The 1-sigma bias change is non-linear in time: VTE_BIAS_UNC = 0.01 m²/s does not mean the bias can move 10 cm per second.

Elapsed time	$σ_{b i a s}$ with `VTE_BIAS_UNC = 0.01` m²/s	$σ_{b i a s}$ with `VTE_BIAS_UNC = 0.001` m²/s (default)	$σ_{b i a s}$ with `VTE_BIAS_UNC = 0.0001` m²/s (min)
1 s	$\sqrt{0.01} \approx 0.10$ m	$\sqrt{0.001} \approx 0.032$ m	$\sqrt{0.0001} = 0.01$ m
10 s	$\sqrt{0.10} \approx 0.32$ m	$\sqrt{0.01} \approx 0.10$ m	$\sqrt{0.001} \approx 0.032$ m
36 s	$\sqrt{0.36} = 0.60$ m	$\sqrt{0.036} \approx 0.19$ m	$\sqrt{0.0036} = 0.06$ m
100 s	$\sqrt{1.0} = 1.00$ m	$\sqrt{0.1} \approx 0.32$ m	$\sqrt{0.01} = 0.10$ m

Pick VTE_BIAS_UNC so that the 1-sigma drift over a representative interval matches the realistic physical drift of the absolute reference (target GNSS or mission waypoint, relative to the vision frame). For consumer GNSS this is typically a few centimetres over tens of seconds. RTK is even slower.

Symptoms and fixes:

Symptom	Likely cause	Fix
`vte_position.bias` jumps to chase a single bad vision sample that just passed the VTE_POS_NIS_THRE gate.	`VTE_BIAS_UNC` too high; bias variance dominates the response to vision innovations.	Lower `VTE_BIAS_UNC`.
`vte_position.bias` never settles after activation and keeps drifting on a stationary target.	`VTE_BIAS_UNC` too low; bias variance is too tight to absorb legitimate slow corrections.	Raise `VTE_BIAS_UNC`.
Bias activates correctly but corrected GNSS drifts visibly during a vision dropout.	`VTE_BIAS_UNC` allows more drift than the real receiver; bias overfit to recent vision.	Lower `VTE_BIAS_UNC`. Combine with a stricter VTE_POS_NIS_THRE or a higher VTE_EVP_NOISE floor to keep borderline vision samples out of the bias state.

VTE_BIAS_UNC complements the outlier-rejection gate (VTE_POS_NIS_THRE) and the vision-noise floor (VTE_EVP_NOISE). A well-tuned filter combines all three: a realistic bias variance rate, a sensible NIS threshold, and a vision-noise floor that matches the actual quality of the relative-position sensor.

Tuning the Yaw Rate

The yaw filter uses VTE_YAW_ACC_UNC as the spectral density of white yaw-acceleration noise that drives the yaw-rate state. The same variance-rate rule applies to yaw-rate growth.

Worked example.
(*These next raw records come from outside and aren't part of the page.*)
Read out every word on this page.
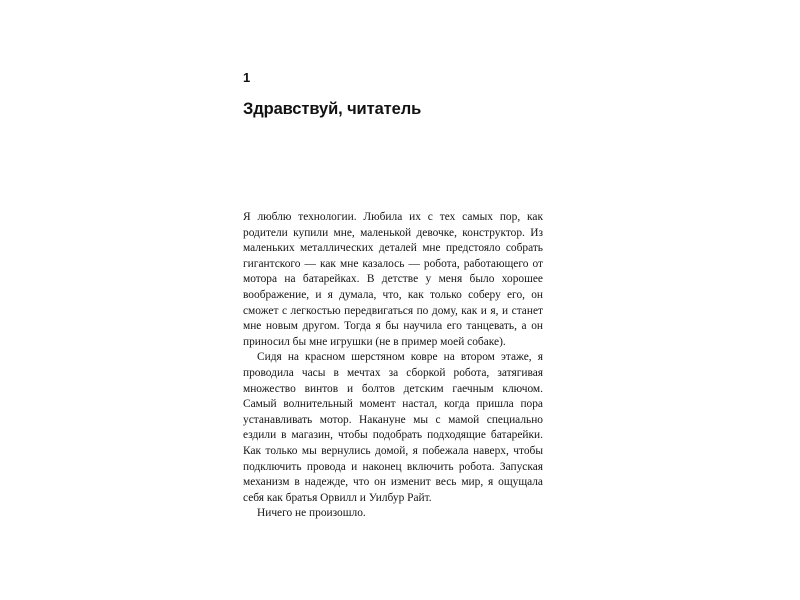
1
Здравствуй, читатель

Я люблю технологии. Любила их с тех самых пор, как родители купили мне, маленькой девочке, конструктор. Из маленьких металлических деталей мне предстояло собрать гигантского — как мне казалось — робота, работающего от мотора на батарейках. В детстве у меня было хорошее воображение, и я думала, что, как только соберу его, он сможет с легкостью передвигаться по дому, как и я, и станет мне новым другом. Тогда я бы научила его танцевать, а он приносил бы мне игрушки (не в пример моей собаке).

Сидя на красном шерстяном ковре на втором этаже, я проводила часы в мечтах за сборкой робота, затягивая множество винтов и болтов детским гаечным ключом. Самый волнительный момент настал, когда пришла пора устанавливать мотор. Накануне мы с мамой специально ездили в магазин, чтобы подобрать подходящие батарейки. Как только мы вернулись домой, я побежала наверх, чтобы подключить провода и наконец включить робота. Запуская механизм в надежде, что он изменит весь мир, я ощущала себя как братья Орвилл и Уилбур Райт.

Ничего не произошло.
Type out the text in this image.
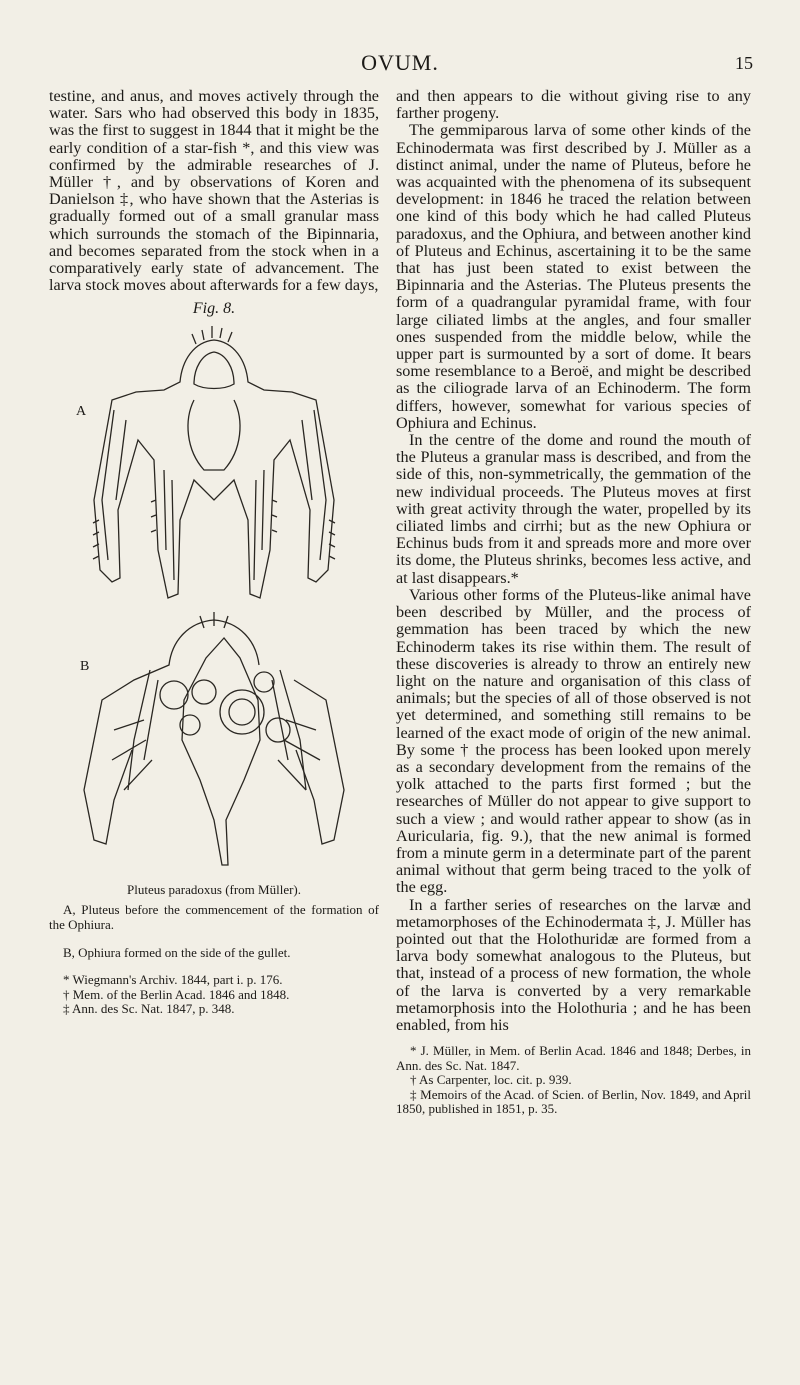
OVUM.	15

testine, and anus, and moves actively through the water. Sars who had observed this body in 1835, was the first to suggest in 1844 that it might be the early condition of a star-fish *, and this view was confirmed by the admirable researches of J. Müller †, and by observations of Koren and Danielson ‡, who have shown that the Asterias is gradually formed out of a small granular mass which surrounds the stomach of the Bipinnaria, and becomes separated from the stock when in a comparatively early state of advancement. The larva stock moves about afterwards for a few days,

Fig. 8.
A
B
Pluteus paradoxus (from Müller).

A, Pluteus before the commencement of the formation of the Ophiura.

B, Ophiura formed on the side of the gullet.

* Wiegmann's Archiv. 1844, part i. p. 176.

† Mem. of the Berlin Acad. 1846 and 1848.

‡ Ann. des Sc. Nat. 1847, p. 348.

and then appears to die without giving rise to any farther progeny.

The gemmiparous larva of some other kinds of the Echinodermata was first described by J. Müller as a distinct animal, under the name of Pluteus, before he was acquainted with the phenomena of its subsequent development: in 1846 he traced the relation between one kind of this body which he had called Pluteus paradoxus, and the Ophiura, and between another kind of Pluteus and Echinus, ascertaining it to be the same that has just been stated to exist between the Bipinnaria and the Asterias. The Pluteus presents the form of a quadrangular pyramidal frame, with four large ciliated limbs at the angles, and four smaller ones suspended from the middle below, while the upper part is surmounted by a sort of dome. It bears some resemblance to a Beroë, and might be described as the ciliograde larva of an Echinoderm. The form differs, however, somewhat for various species of Ophiura and Echinus.

In the centre of the dome and round the mouth of the Pluteus a granular mass is described, and from the side of this, non-symmetrically, the gemmation of the new individual proceeds. The Pluteus moves at first with great activity through the water, propelled by its ciliated limbs and cirrhi; but as the new Ophiura or Echinus buds from it and spreads more and more over its dome, the Pluteus shrinks, becomes less active, and at last disappears.*

Various other forms of the Pluteus-like animal have been described by Müller, and the process of gemmation has been traced by which the new Echinoderm takes its rise within them. The result of these discoveries is already to throw an entirely new light on the nature and organisation of this class of animals; but the species of all of those observed is not yet determined, and something still remains to be learned of the exact mode of origin of the new animal. By some † the process has been looked upon merely as a secondary development from the remains of the yolk attached to the parts first formed ; but the researches of Müller do not appear to give support to such a view ; and would rather appear to show (as in Auricularia, fig. 9.), that the new animal is formed from a minute germ in a determinate part of the parent animal without that germ being traced to the yolk of the egg.

In a farther series of researches on the larvæ and metamorphoses of the Echinodermata ‡, J. Müller has pointed out that the Holothuridæ are formed from a larva body somewhat analogous to the Pluteus, but that, instead of a process of new formation, the whole of the larva is converted by a very remarkable metamorphosis into the Holothuria ; and he has been enabled, from his

* J. Müller, in Mem. of Berlin Acad. 1846 and 1848; Derbes, in Ann. des Sc. Nat. 1847.

† As Carpenter, loc. cit. p. 939.

‡ Memoirs of the Acad. of Scien. of Berlin, Nov. 1849, and April 1850, published in 1851, p. 35.
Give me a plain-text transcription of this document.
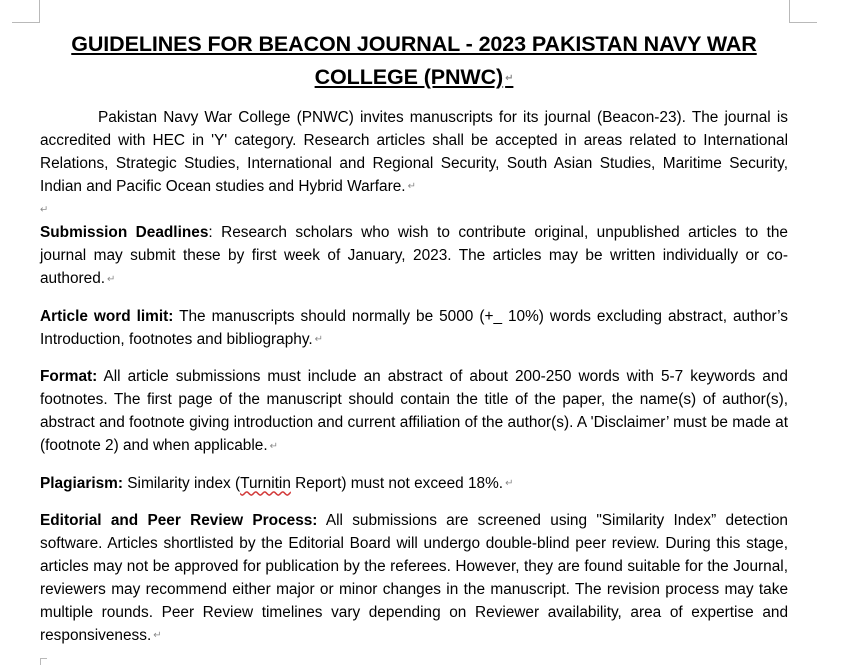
GUIDELINES FOR BEACON JOURNAL - 2023 PAKISTAN NAVY WAR COLLEGE (PNWC) ↵

Pakistan Navy War College (PNWC) invites manuscripts for its journal (Beacon-23). The journal is accredited with HEC in 'Y' category. Research articles shall be accepted in areas related to International Relations, Strategic Studies, International and Regional Security, South Asian Studies, Maritime Security, Indian and Pacific Ocean studies and Hybrid Warfare. ↵

↵

Submission Deadlines: Research scholars who wish to contribute original, unpublished articles to the journal may submit these by first week of January, 2023. The articles may be written individually or co-authored. ↵

Article word limit: The manuscripts should normally be 5000 (+_ 10%) words excluding abstract, author’s Introduction, footnotes and bibliography. ↵

Format: All article submissions must include an abstract of about 200-250 words with 5-7 keywords and footnotes. The first page of the manuscript should contain the title of the paper, the name(s) of author(s), abstract and footnote giving introduction and current affiliation of the author(s). A 'Disclaimer’ must be made at (footnote 2) and when applicable. ↵

Plagiarism: Similarity index (Turnitin Report) must not exceed 18%. ↵

Editorial and Peer Review Process: All submissions are screened using "Similarity Index” detection software. Articles shortlisted by the Editorial Board will undergo double-blind peer review. During this stage, articles may not be approved for publication by the referees. However, they are found suitable for the Journal, reviewers may recommend either major or minor changes in the manuscript. The revision process may take multiple rounds. Peer Review timelines vary depending on Reviewer availability, area of expertise and responsiveness. ↵
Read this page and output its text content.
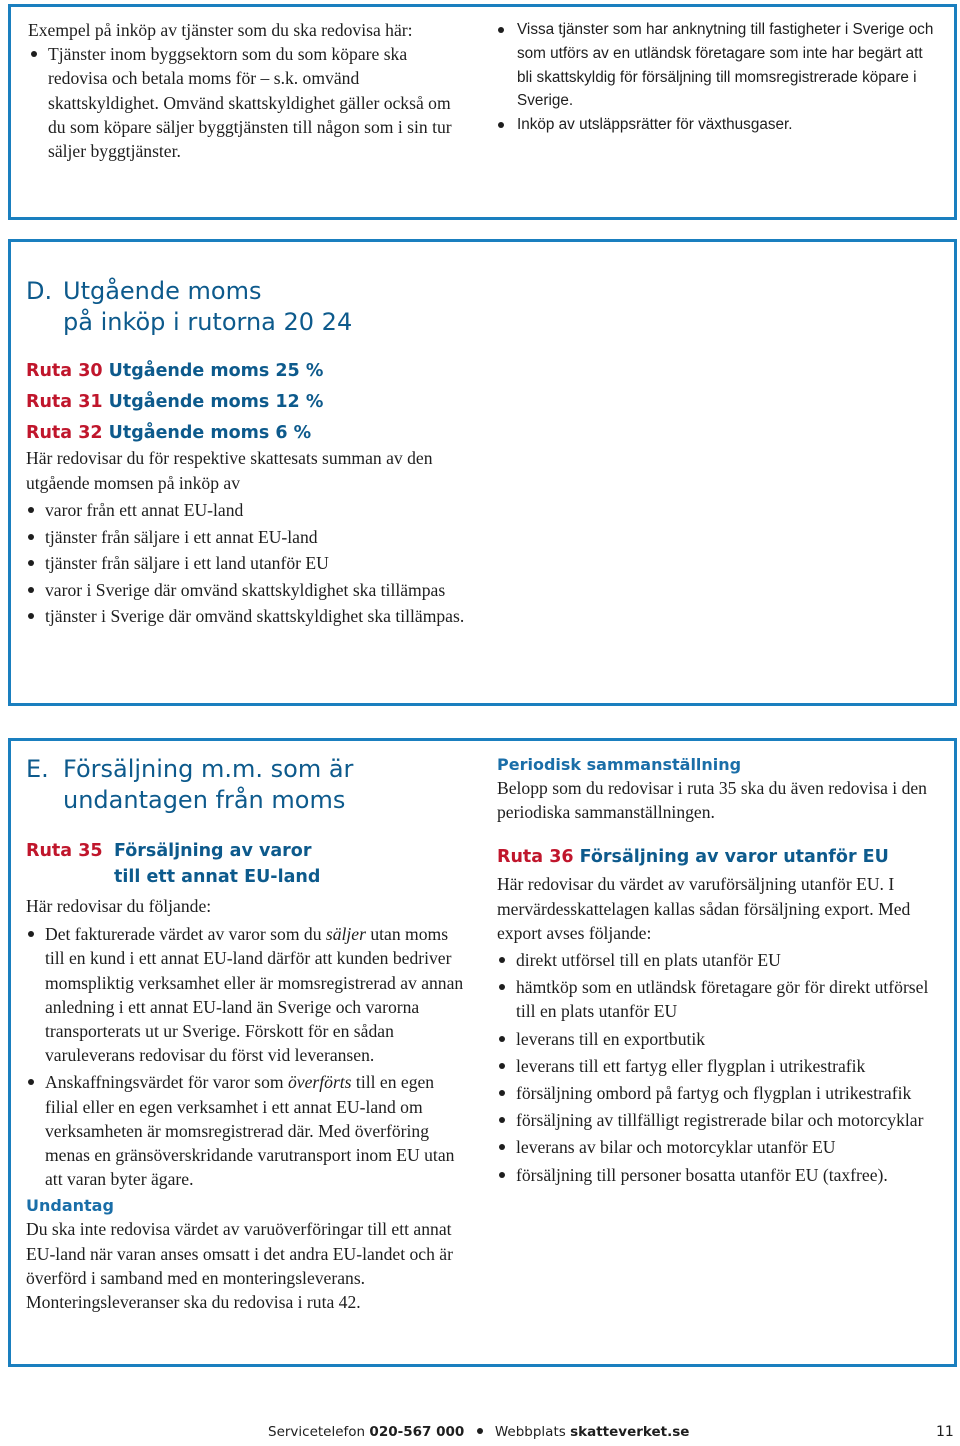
Exempel på inköp av tjänster som du ska redovisa här:

Tjänster inom byggsektorn som du som köpare ska redovisa och betala moms för – s.k. omvänd skattskyldighet. Omvänd skattskyldighet gäller också om du som köpare säljer byggtjänsten till någon som i sin tur säljer byggtjänster.
Vissa tjänster som har anknytning till fastigheter i Sverige och som utförs av en utländsk företagare som inte har begärt att bli skattskyldig för försäljning till momsregistrerade köpare i Sverige.
Inköp av utsläppsrätter för växthusgaser.
D. Utgående moms
på inköp i rutorna 20 24
Ruta 30 Utgående moms 25 %
Ruta 31 Utgående moms 12 %
Ruta 32 Utgående moms 6 %

Här redovisar du för respektive skattesats summan av den utgående momsen på inköp av

varor från ett annat EU-land
tjänster från säljare i ett annat EU-land
tjänster från säljare i ett land utanför EU
varor i Sverige där omvänd skattskyldighet ska tillämpas
tjänster i Sverige där omvänd skattskyldighet ska tillämpas.
E. Försäljning m.m. som är
undantagen från moms
Ruta 35 Försäljning av varor
till ett annat EU-land

Här redovisar du följande:

Det fakturerade värdet av varor som du säljer utan moms till en kund i ett annat EU-land därför att kunden bedriver momspliktig verksamhet eller är momsregistrerad av annan anledning i ett annat EU-land än Sverige och varorna transporterats ut ur Sverige. Förskott för en sådan varuleverans redovisar du först vid leveransen.
Anskaffningsvärdet för varor som överförts till en egen filial eller en egen verksamhet i ett annat EU-land om verksamheten är momsregistrerad där. Med överföring menas en gränsöverskridande varutransport inom EU utan att varan byter ägare.
Undantag

Du ska inte redovisa värdet av varuöverföringar till ett annat EU-land när varan anses omsatt i det andra EU-landet och är överförd i samband med en monteringsleverans. Monteringsleveranser ska du redovisa i ruta 42.

Periodisk sammanställning

Belopp som du redovisar i ruta 35 ska du även redovisa i den periodiska sammanställningen.

Ruta 36 Försäljning av varor utanför EU

Här redovisar du värdet av varuförsäljning utanför EU. I mervärdesskattelagen kallas sådan försäljning export. Med export avses följande:

direkt utförsel till en plats utanför EU
hämtköp som en utländsk företagare gör för direkt utförsel till en plats utanför EU
leverans till en exportbutik
leverans till ett fartyg eller flygplan i utrikestrafik
försäljning ombord på fartyg och flygplan i utrikestrafik
försäljning av tillfälligt registrerade bilar och motorcyklar
leverans av bilar och motorcyklar utanför EU
försäljning till personer bosatta utanför EU (taxfree).
Servicetelefon 020-567 000 Webbplats skatteverket.se	11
With the default 0.004 rad²/s³, the 1-sigma yaw-rate change the filter allows is about 3.6 deg/s after 1 s and 11.5 deg/s after 10 s, which is plenty of slack for a static target. A value of 0.04 allows an order of magnitude more (about 11.5 deg/s already after one second), which makes the filter chase every yaw observation rather than hold the predicted heading.

Lower VTE_YAW_ACC_UNC only if your camera is more accurate than the default values. If the yaw state ends up oscillating, the Orientation Filter case study walks through how overly aggressive yaw tuning amplifies vision noise into a feedback loop, and how trusting the process model more breaks that loop.

Time Alignment

Vision and GNSS observations can arrive delayed due to transport and processing latency. The position and orientation filters therefore support an Out-of-Sequence Measurements (OOSM) approximation which uses a history-consistent projected correction strategy.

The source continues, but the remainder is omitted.